At 05:29 AM 3/6/01 -0500, Robert B Zannelli asked :

what is the mechanical analog
to an electrical circuit. I would think just from intuition that a spring
would serve in a similar manner to a capacitor while mass inertia would be
the equivalent to inductance.

Actually... You can do it either way!

** Scheme 1 ** ** Scheme 2 **
mass ~ inductor mass ~ capacitor
spring ~ capacitor spring ~ inductor
position ~ charge position ~ flux
momentum ~ flux momentum ~ charge
dashpot ~ series resistance dashpot ~ parallel conductance


Note that I said flux and charge, not current and voltage. This was not an
accident. Flux and charge are dynamically conjugate, like position and
momentum. They obey the Heisenberg equation
delta Q delta Phi > hbar/2
whereas voltage and current don't even have the right units for this.
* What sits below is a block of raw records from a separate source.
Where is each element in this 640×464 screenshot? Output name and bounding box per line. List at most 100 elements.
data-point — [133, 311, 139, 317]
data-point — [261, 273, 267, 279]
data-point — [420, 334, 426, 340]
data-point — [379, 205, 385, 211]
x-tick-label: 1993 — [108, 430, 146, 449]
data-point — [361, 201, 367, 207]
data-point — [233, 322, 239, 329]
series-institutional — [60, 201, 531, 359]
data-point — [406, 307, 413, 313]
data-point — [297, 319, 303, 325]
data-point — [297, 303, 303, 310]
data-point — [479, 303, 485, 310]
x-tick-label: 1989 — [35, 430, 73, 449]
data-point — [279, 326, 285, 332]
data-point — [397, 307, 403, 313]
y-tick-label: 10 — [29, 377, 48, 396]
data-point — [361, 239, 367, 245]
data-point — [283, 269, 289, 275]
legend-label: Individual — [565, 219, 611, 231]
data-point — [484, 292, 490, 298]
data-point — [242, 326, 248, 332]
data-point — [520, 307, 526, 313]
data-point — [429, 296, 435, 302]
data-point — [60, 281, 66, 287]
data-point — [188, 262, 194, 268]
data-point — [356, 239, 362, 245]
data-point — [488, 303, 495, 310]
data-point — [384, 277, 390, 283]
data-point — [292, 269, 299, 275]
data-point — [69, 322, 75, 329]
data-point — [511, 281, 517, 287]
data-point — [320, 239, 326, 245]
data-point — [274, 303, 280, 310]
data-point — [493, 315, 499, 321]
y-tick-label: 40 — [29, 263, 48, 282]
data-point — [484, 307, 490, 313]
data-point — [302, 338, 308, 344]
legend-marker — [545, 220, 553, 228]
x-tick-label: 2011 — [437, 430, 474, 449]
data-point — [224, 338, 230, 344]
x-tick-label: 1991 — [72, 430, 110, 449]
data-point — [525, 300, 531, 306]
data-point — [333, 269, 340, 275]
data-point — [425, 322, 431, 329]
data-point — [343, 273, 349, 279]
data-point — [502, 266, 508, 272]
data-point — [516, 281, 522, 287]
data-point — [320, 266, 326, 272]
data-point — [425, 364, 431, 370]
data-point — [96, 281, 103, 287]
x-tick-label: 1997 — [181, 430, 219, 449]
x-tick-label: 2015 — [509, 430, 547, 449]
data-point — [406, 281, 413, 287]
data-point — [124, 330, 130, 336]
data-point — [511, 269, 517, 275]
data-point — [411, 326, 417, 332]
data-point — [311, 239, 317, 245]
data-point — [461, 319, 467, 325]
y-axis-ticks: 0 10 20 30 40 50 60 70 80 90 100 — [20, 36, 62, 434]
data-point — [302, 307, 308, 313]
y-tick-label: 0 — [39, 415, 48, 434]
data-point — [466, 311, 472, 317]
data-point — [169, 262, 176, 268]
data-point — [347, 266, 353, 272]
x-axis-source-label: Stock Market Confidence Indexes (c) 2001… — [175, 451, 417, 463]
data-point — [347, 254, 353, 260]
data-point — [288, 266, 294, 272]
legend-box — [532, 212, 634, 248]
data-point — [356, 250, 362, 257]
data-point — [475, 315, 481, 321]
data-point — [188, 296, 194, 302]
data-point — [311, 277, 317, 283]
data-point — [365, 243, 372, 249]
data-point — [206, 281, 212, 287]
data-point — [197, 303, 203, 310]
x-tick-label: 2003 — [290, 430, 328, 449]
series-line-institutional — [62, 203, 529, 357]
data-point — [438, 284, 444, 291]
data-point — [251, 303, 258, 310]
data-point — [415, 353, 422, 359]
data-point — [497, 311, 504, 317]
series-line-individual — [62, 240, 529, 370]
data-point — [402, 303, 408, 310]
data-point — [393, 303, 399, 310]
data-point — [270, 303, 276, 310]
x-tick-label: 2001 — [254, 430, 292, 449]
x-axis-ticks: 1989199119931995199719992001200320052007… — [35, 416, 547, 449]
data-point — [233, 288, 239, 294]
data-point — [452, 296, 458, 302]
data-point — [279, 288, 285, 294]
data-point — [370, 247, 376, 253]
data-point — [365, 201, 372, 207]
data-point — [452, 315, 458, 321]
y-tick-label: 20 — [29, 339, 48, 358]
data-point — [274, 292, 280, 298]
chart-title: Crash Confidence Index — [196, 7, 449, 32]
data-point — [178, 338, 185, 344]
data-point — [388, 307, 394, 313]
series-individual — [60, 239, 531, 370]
Resistance would correlate to the dissipation
of energy by friction.

Yeah, but be careful, it's 1/resistance in scheme 2.

==============================================================

The fainthearted should stop reading now......

a) It turns out that you can do the same thing in plain old mechanics! You
can make exact correspondences that turn the momentum variable into the
position variable and vice versa.

b) In fact there are all sorts of weird things you can choose as your
"coordinate". Once you know the coordinate, the Lagrangian will tell you
what the dynamically-conjugate momentum is.